En las ciudades es mucho peor, porque todo se vuelve irreal. El asfalto huele a caucho quemado y las oficinas están vacías o en guerra con el aire acondicionado. Los trenes laten como bestias de metal sin alma, por ausencia de pasajeros que no lleven maletones (para qué querrán los virus denominados turistas tanto equipaje). Las conversaciones se acortan, si es que hay alguna, la ropa se reduce estúpidamente (por favor, qué afán en querer vestirnos de párvulos, sin viso alguno de elegancia o dignidad).
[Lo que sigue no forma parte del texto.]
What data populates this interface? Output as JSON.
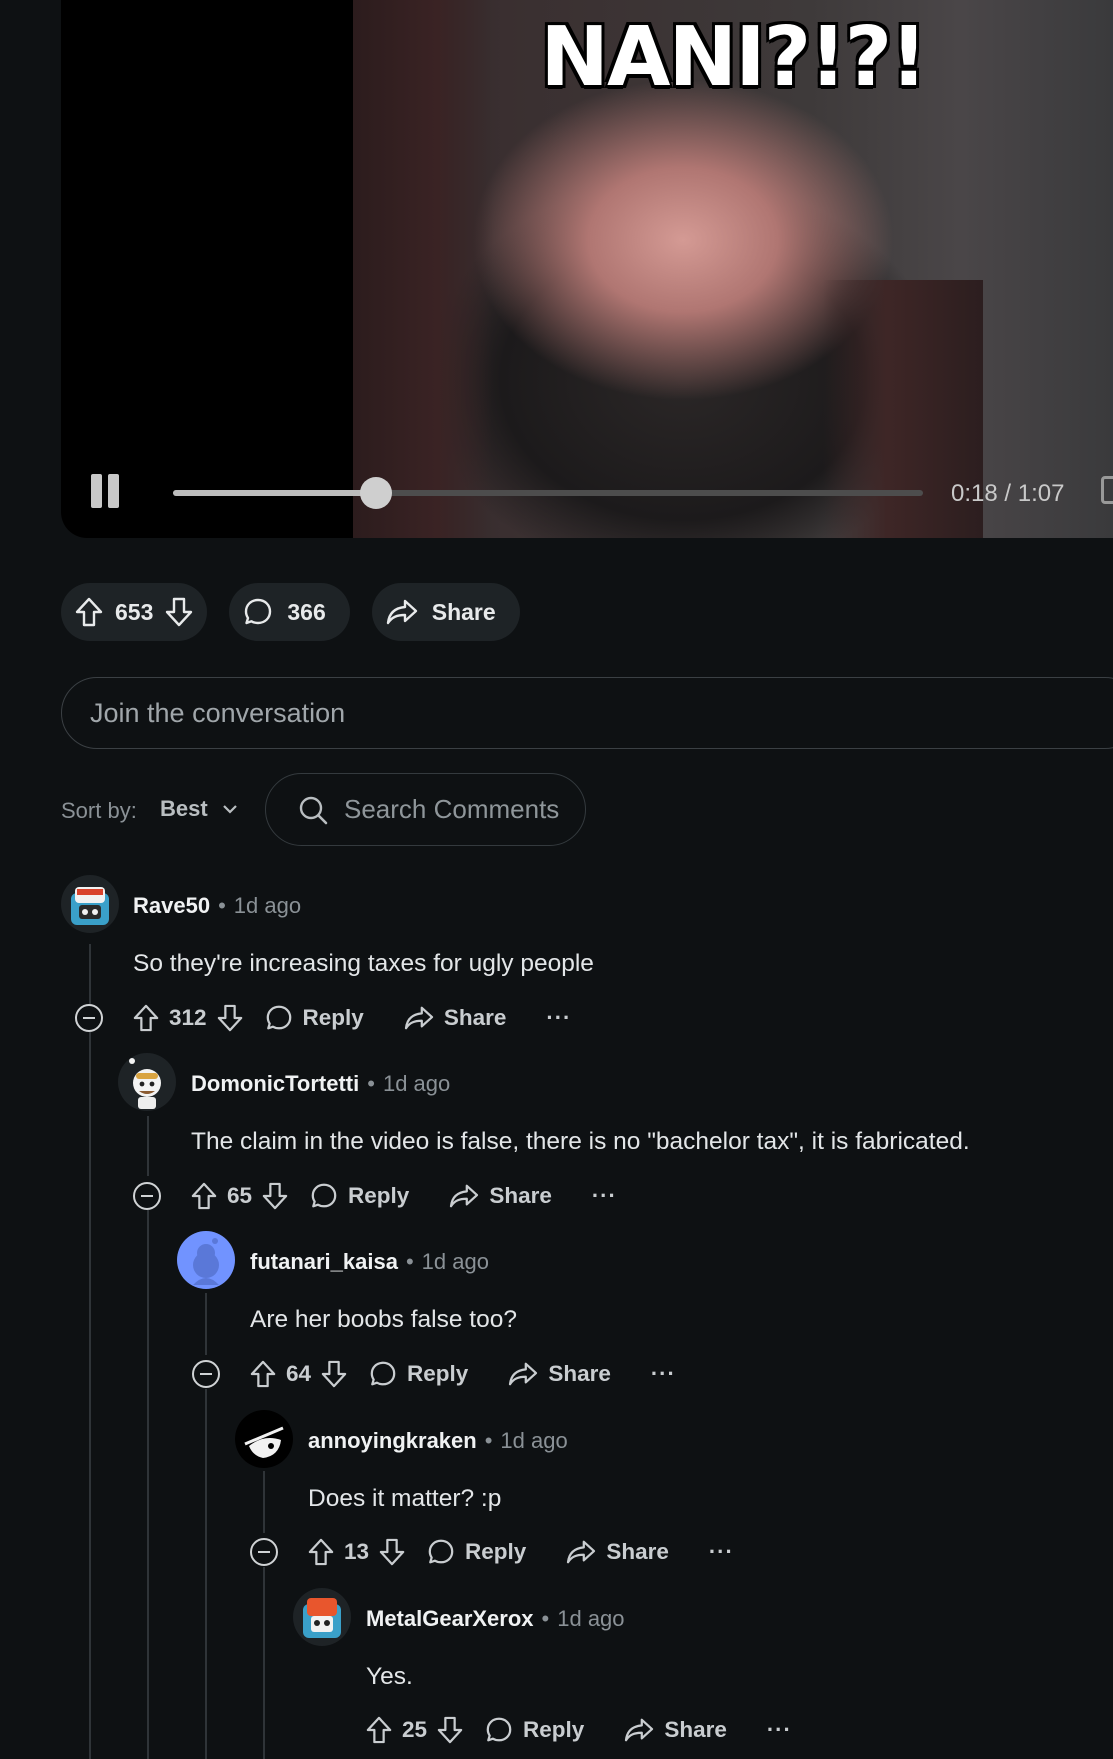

Hasta los pensamientos parecen flotar inertes sobre capas de sudor. No queda nada de aquellos pactos silenciosos entre desconocidos bajo el mismo árbol o ante el agua de la misma fuente. Creo que solo los turistas suspiran alborozados frente a las heladerías donde servían una bola o dos de mantecoso frío sobre un barquillo en forma de cono. No hay niños corriendo descalzos, ni abanicos en manos de abuelas conocedoras de todos los secretos del calor. Solo en la costa se percibe el chasquido de la carne en las parrillas o el pescado en los espetos. Pero es una impronta insignificante, casi miserable. Qué lejos están las canciones de orquesta con sabor a anís y a infancia, los reencuentros en plazas donde nadie preguntaba por el tiempo porque conocido era que agosto es siempre eterno. Y cuando el sol comenzaba a hundirse, y llegaba la primera brisa verdadera —la única que no quemaba—, el mundo parecía redescubrir sus formas y esquinas. La noche como un regalo, las terrazas como conversaciones pausadas, los cuerpos rozándose sin temor al bochorno, los ojos animados a mirar mucho más allá del calor. Aquellos agostos limpiaban. De excusas, de maquillajes y prisas.
Mientras el verano alcance su punto más alto y la tierra siga exudando vapor, recordaré que bajo el cielo inclemente de azul sin nubes estaba latiendo la promesa de lo venidero: la uva madura, el primer día nublado, la lluvia agradecedora. Y la certeza de que todo lo que arde, algún día, acaba cediendo. Son cosas que el mundo ya no sabe que existen, que aún perviven. Es el estío de los olvidados.